Bow is a basic gesture in Japanese culture. It expresses gratitude, respect and is a greeting and goodbye gesture. Even though the Japanese attach great importance to the depth of the bow, sequence and hierarchy, they are more tolerant towards Western businessmen, expecting them only to slightly lean forward or nod their head. You must always arrive punctually for meetings – tardiness is in very bad taste. The colours of your clothes should be subdued and any jewellery should be modest. A Japanese businessman usually wears a navy blue suit. You are expected to take off your coat and hat while entering the company.
Giving business cards is a kind of ritual. They must be kept in special holders, always given with the inscription facing up, and accepted with respect. The customer should be the second to give their business card. Business cards will help us avoid the uncomfortable questions about a name we have forgotten – this should be kept in mind because the Japanese consider it rude to ask someone to repeat their name.

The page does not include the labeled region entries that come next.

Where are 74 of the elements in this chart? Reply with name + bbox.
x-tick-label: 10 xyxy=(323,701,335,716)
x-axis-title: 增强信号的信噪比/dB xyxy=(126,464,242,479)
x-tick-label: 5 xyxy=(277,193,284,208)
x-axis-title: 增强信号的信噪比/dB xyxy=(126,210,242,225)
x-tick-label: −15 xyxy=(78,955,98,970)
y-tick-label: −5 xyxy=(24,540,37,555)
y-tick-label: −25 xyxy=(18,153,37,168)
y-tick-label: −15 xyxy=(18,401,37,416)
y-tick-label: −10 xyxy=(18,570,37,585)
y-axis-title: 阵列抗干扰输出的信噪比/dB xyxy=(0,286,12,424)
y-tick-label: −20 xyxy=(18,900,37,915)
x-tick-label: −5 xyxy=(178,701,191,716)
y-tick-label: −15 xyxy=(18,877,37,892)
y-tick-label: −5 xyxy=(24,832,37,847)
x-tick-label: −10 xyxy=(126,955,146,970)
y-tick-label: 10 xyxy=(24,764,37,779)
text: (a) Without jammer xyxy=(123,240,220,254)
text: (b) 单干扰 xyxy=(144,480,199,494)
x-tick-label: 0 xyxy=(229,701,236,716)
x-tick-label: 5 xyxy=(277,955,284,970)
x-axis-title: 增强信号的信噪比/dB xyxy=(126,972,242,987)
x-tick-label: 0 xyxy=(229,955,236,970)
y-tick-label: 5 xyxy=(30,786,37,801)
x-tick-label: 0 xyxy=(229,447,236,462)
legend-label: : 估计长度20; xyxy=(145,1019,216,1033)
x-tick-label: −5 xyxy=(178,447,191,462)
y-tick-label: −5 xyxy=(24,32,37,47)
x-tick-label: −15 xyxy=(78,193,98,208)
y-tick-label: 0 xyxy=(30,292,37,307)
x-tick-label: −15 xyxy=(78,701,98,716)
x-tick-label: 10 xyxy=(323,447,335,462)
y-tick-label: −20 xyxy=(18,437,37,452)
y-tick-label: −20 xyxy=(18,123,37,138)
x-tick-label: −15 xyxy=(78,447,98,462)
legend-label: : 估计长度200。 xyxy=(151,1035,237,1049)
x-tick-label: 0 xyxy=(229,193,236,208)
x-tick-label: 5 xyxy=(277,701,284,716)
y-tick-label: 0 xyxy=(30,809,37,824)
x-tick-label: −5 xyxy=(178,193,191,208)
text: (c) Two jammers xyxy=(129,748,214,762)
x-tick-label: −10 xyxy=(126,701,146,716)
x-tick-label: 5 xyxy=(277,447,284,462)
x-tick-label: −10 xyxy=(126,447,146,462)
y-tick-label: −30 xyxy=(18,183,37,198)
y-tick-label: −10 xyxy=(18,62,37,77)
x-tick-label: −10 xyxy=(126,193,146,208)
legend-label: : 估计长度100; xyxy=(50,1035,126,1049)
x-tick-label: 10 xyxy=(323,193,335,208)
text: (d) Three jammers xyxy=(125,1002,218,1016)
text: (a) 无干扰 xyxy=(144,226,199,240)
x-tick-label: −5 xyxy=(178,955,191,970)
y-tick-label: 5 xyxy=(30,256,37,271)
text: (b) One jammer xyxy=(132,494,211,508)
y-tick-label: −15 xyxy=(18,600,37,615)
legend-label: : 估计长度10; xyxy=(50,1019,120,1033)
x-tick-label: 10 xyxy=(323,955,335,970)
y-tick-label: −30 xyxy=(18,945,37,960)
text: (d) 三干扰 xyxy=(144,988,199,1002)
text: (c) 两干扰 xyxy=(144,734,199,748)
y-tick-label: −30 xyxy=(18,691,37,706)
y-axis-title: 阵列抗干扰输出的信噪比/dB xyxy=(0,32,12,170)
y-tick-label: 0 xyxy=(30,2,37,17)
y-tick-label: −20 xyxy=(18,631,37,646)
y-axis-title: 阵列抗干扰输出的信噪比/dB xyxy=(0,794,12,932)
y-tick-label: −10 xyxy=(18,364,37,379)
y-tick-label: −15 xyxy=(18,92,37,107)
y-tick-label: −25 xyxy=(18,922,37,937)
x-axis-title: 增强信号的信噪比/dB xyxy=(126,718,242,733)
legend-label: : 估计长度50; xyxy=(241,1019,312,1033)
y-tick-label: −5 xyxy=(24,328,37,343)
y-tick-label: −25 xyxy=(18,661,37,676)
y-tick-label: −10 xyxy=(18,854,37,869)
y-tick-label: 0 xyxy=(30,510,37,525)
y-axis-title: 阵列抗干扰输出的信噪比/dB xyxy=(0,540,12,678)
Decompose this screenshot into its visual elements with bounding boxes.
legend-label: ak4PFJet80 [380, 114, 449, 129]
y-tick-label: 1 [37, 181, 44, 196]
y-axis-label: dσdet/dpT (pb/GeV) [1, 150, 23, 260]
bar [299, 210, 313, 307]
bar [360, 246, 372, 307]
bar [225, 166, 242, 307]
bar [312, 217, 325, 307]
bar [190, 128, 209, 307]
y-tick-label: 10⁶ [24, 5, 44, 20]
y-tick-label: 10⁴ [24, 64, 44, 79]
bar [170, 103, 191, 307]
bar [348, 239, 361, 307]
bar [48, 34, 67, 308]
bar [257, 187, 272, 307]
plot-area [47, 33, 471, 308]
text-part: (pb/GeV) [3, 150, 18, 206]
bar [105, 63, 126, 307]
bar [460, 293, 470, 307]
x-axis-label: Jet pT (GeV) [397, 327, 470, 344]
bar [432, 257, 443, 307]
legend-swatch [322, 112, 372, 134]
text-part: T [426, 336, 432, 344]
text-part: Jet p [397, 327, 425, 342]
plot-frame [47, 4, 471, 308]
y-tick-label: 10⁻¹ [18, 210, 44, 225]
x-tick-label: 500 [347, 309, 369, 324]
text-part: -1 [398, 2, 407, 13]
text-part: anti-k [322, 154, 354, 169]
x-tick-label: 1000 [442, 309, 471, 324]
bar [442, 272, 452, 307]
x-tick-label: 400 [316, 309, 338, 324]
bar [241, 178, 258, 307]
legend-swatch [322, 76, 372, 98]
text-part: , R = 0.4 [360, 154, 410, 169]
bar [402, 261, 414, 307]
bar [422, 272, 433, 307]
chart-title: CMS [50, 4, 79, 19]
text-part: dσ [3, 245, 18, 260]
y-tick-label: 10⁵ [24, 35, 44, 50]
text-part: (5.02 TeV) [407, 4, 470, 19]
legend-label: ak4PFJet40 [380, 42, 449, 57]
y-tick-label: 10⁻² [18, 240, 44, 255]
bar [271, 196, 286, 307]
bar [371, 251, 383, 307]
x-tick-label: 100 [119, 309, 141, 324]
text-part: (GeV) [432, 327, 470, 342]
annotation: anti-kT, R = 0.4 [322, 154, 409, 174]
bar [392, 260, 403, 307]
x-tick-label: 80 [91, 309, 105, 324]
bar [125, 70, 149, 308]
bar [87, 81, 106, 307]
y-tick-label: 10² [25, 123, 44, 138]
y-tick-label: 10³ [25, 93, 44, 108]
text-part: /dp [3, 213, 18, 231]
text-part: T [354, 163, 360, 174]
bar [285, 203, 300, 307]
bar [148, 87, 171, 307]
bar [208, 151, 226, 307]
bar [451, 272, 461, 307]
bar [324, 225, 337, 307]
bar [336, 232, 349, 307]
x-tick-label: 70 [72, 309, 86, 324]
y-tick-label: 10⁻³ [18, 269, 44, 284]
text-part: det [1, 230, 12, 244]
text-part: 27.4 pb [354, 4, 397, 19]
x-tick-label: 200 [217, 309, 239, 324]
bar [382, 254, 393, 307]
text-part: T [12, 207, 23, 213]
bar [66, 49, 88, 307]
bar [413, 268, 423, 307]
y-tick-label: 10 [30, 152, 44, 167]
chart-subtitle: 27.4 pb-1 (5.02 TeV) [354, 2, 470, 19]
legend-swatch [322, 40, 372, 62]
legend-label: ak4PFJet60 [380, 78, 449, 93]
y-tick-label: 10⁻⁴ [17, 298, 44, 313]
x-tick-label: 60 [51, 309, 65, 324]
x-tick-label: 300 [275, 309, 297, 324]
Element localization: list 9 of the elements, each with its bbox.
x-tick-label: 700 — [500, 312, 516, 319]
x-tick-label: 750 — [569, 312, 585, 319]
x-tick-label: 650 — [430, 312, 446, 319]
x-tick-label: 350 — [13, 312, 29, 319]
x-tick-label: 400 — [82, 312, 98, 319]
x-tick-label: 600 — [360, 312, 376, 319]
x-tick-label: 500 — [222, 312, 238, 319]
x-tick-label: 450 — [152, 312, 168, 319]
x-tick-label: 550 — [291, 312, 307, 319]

The Japanese value direct contact much more than e-mails or phone calls. They invest a lot of their time in building lasting relations with their business partners. Make sure to be thoroughly prepared for every business meeting. Since the Japanese are very cautious when it comes to their business moves, you may wait a long time for the answer as to the prospective deal – this will be a lesson of patience for a European customer.
The ringi system
The decision-making process in Japanese business is so long also because companies make decisions collectively. Arrangements must be made at every level of the internal hierarchy. Such decision-making facilitates execution of projects as they are developed through cooperation rather than based on top-down orders given by the company management.
The word nemawashi, literally meaning “going around the roots,” is a well-known phrase illustrating the Japanese approach to doing business. The term comes from gardening and it means preparing the roots of plants for replanting to protect them against damage as much as possible. In the business context, this may translate as “laying the groundwork,” “building the foundations.”
It assumes detailed talks with the parties involved in new projects, or project modifications, to gather opinions and as much information as possible and to ultimately arrive at a decision together. This informal process is an important element of every new project and it precedes any subsequent official steps. However, please note that in Japan nemawashi often has negative connotations, being associated with fraud, lobbying and deception.
Language in business relations
The majority of Japanese businessmen speak fluent English. However, sometimes negotiations may be suspended if it turns out that your Japanese counterpart does not understand everything sufficiently well. It is customary that the party initiating the meeting should take actions to eliminate the language barrier, for example by coming to the meeting with an interpreter.
To sum up, the Japanese treat negotiations and business decision-making very seriously and they approach prospective business partners with tremendous respect, even if no deal is ultimately reached. Being unaware of Japanese business etiquette may deprive you of a business opportunity so it is a good idea to learn the traditional management methods applied in Japanese business, which combine respect for coworkers and prospective partners and encourage self-development.